U.S. officials and analysts differ widely on the prospects for this second phase. "Obviously, looking out over the next six to eight months, the key question is whether they get security enough under control that credible elections can be held in January on schedule," former U.S. administrator of Iraq L. Paul Bremer told a small group of reporters in Washington shortly after returning from Baghdad. "I believe they can."
But Iraq experts are concerned that public support for the new government could quickly dissipate.
"If the new government is unable to contain the insurgents and terrorists, and if it is unable to win the support of the diverse ethnic and sectarian communities in Iraq, then a weak and discredited central government will be no match for local warlordism and the growth of terrorist infrastructures," said Judith Yaphe, a former CIA expert now at the National Defense University. "If this happens, the outcome will not be the hoped-for democratic Iraq of 2005 and beyond, but a country more like Lebanon in the 1980s or Afghanistan in the 1990s -- only in this case a country replete with oil wealth and a great capacity to wreak havoc beyond its borders."
The tone of the second phase will be heavily influenced by the outcome of the national conference, progress in reconstruction and security.
The conference is designed to launch "a national dialogue of the new who's who in Iraq," said a U.N. official, and expand participation beyond the handful of largely exiles handpicked by the outside world.
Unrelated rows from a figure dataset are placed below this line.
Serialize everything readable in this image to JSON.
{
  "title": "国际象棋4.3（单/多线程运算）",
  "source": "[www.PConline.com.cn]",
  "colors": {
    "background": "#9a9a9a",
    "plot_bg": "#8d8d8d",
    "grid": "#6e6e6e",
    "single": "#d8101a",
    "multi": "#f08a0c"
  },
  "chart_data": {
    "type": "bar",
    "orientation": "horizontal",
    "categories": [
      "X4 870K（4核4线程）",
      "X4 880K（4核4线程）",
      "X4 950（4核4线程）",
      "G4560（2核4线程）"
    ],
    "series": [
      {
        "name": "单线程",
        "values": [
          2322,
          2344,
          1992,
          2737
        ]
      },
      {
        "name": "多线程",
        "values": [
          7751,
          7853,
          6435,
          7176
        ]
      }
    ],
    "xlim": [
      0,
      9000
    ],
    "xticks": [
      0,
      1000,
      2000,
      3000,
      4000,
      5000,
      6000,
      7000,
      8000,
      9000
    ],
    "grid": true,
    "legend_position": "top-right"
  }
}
It will select about 100 Iraqis to serve on an interim national council, which will not legislate but will create the first check on government by being able to question its ministers on policy and actions.
"A national gathering that legitimizes the selection of the new leadership and captures the attention of the Iraqi people with a major Iraqi-run political event, tied directly to the phased, scheduled withdrawal of the coalition security forces into cantonments, would set the conditions for successful elections," wrote Keith W. Mines, a former CPA official, in an article for the Foreign Policy Research Institute.
Jump-starting the economy through reconstruction must be a parallel process, with the interim government trying to win Iraqi participation by feeding "their wallets and their bellies," Francke said.
The United States estimates that foreign aid could create a million jobs over the next two years -- with concern about whether the pace will be fast enough. Iraqis also want a new aid strategy, switching from large, high-tech infrastructure projects, which went largely to U.S. and foreign corporations, to more labor-intensive projects to generate more jobs for Iraqis.
But the biggest factor will be ending the violence, U.S., U.N. and Iraqi officials agree. "Unless you get security under control, everything else will be held hostage," the senior State Department official said.
A two-pronged strategy is evolving that centers, first, on Iraq's attempt to co-opt its own, largely Sunni Muslim, insurgents -- estimated at around 5,000 -- by bringing more former Baathists, Sunnis and critics into the system, Iraqi and U.S. officials say. "Some of them may not be perfect democrats, and some may be Baathists," Francke said. "But I would rather err on the side of inclusion than exclusion at this point."
While training Iraqis as eventual replacements, troops from the U.S.-led multinational force will focus largely on pursuing extremists loyal to Abu Musab Zarqawi, estimated to number about 200, and Arab foreign fighters, also in the low hundreds, U.S. officials said.
Despite a relatively hopeful first week for the new Iraqi government, analysts cautioned that expectations should be modest.
"It took Britain nearly 900 years and a civil war to evolve into a truly representative government. It has taken the U.S. more than 225 years and a civil war to achieve its current state of democracy," Yaphe said. "How can the Iraqis be expected to achieve this in one year?"
Correspondent Rajiv Chandrasekaran contributed to this article from Baghdad.